I slipped sideways.
The Time Lords may have banished the Doctor to Earth, but they didn’t specify which Earth precisely, allowing Don Houghton’s “Inferno” (Story Production Code DDD) to transport our time traveller to a parallel Earth where the biggest difference is that the Brigadier has no mustache. Oh, and in this other dimension England happens to be fascist, too.
The story starts innocently enough, with the Doctor mooching nuclear power from a massive drilling project that aims to tap “Stahlman’s Gas,” a powerful energy source trapped just under Earth’s crust. He’s bent on jump-starting the TARDIS console, which he’s had installed in a pre-fab garage near the drilling site. Apparently he believes that with an independent power source, he can use the console itself to travel through space and time, defeating the Time Lords’ ignition lock. And it works, after a fashion, briefly propelling him, well, somewhere, and allowing Jon Pertwee to ham it up for the cameras again during a scene of dematerialization gone awry.
As for the drilling project, the stage seems set for a standard bureaucratic showdown between an officious administrator and a scientist bent on fulfilling his life’s ambitions, as seen most recently in “Doctor Who and the Silurians.” Almost immediately, the dangers of the drilling project manifest themselves when a rigger is exposed to a green goo leaking from a drill pipe. The viscous viridian substance rapidly de-evolves him into a slavering, primordial being (shades, again, of “Doctor Who and the Silurians,” where encounters with the old lizards trigger a mental retrogression, with hints of the sentient seaweed from “Fury from the Deep” for good measure).

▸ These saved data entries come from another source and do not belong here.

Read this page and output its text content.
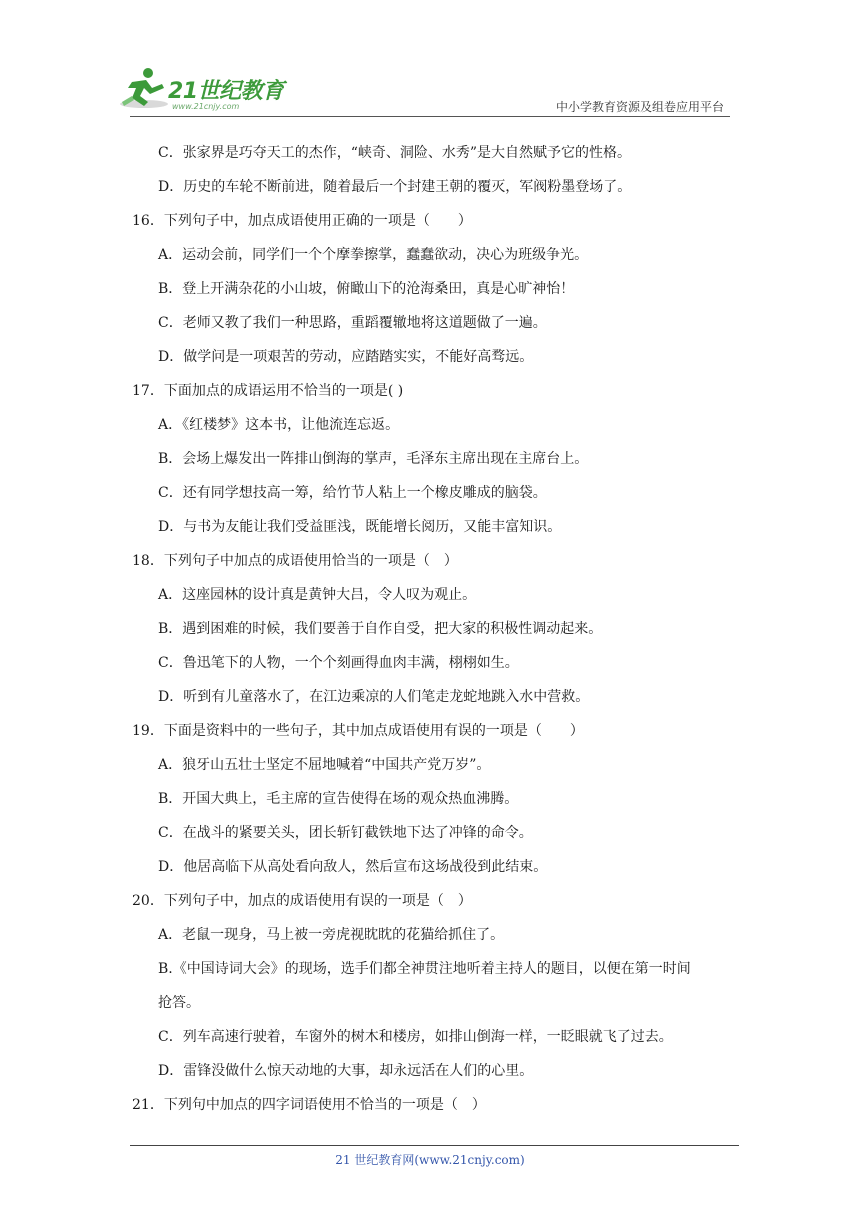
21世纪教育
www.21cnjy.com	中小学教育资源及组卷应用平台
C．张家界是巧夺天工的杰作，“峡奇、洞险、水秀”是大自然赋予它的性格。
D．历史的车轮不断前进，随着最后一个封建王朝的覆灭，军阀粉墨登场了。
16．下列句子中，加点成语使用正确的一项是（　　）
A．运动会前，同学们一个个摩拳擦掌，蠢蠢欲动，决心为班级争光。
B．登上开满杂花的小山坡，俯瞰山下的沧海桑田，真是心旷神怡！
C．老师又教了我们一种思路，重蹈覆辙地将这道题做了一遍。
D．做学问是一项艰苦的劳动，应踏踏实实，不能好高骛远。
17．下面加点的成语运用不恰当的一项是( )
A．《红楼梦》这本书，让他流连忘返。
B．会场上爆发出一阵排山倒海的掌声，毛泽东主席出现在主席台上。
C．还有同学想技高一筹，给竹节人粘上一个橡皮雕成的脑袋。
D．与书为友能让我们受益匪浅，既能增长阅历，又能丰富知识。
18．下列句子中加点的成语使用恰当的一项是（　）
A．这座园林的设计真是黄钟大吕，令人叹为观止。
B．遇到困难的时候，我们要善于自作自受，把大家的积极性调动起来。
C．鲁迅笔下的人物，一个个刻画得血肉丰满，栩栩如生。
D．听到有儿童落水了，在江边乘凉的人们笔走龙蛇地跳入水中营救。
19．下面是资料中的一些句子，其中加点成语使用有误的一项是（　　）
A．狼牙山五壮士坚定不屈地喊着“中国共产党万岁”。
B．开国大典上，毛主席的宣告使得在场的观众热血沸腾。
C．在战斗的紧要关头，团长斩钉截铁地下达了冲锋的命令。
D．他居高临下从高处看向敌人，然后宣布这场战役到此结束。
20．下列句子中，加点的成语使用有误的一项是（　）
A．老鼠一现身，马上被一旁虎视眈眈的花猫给抓住了。
B.《中国诗词大会》的现场，选手们都全神贯注地听着主持人的题目，以便在第一时间
抢答。
C．列车高速行驶着，车窗外的树木和楼房，如排山倒海一样，一眨眼就飞了过去。
D．雷锋没做什么惊天动地的大事，却永远活在人们的心里。
21．下列句中加点的四字词语使用不恰当的一项是（　）
21 世纪教育网(www.21cnjy.com)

Once the lead scientist, Stahlman, accidentally infects himself with the goo, the story seems set on its rails: the goo is dangerous and threatens everyone, so naturally the Doctor will step in and stop the drilling. But after being confronted with evidence of some strangeness afoot, including a a vial of the goo itself and Stahlman’s increasing derangement, the Doctor petulantly focuses his efforts instead on getting more power for his pet project.
And the goo isn’t even the real problem. In a neat bit of subverted expectations, Houghton manages to make green-skinned pseudo-werewolves into mere set dressing, because the planet is about to explode.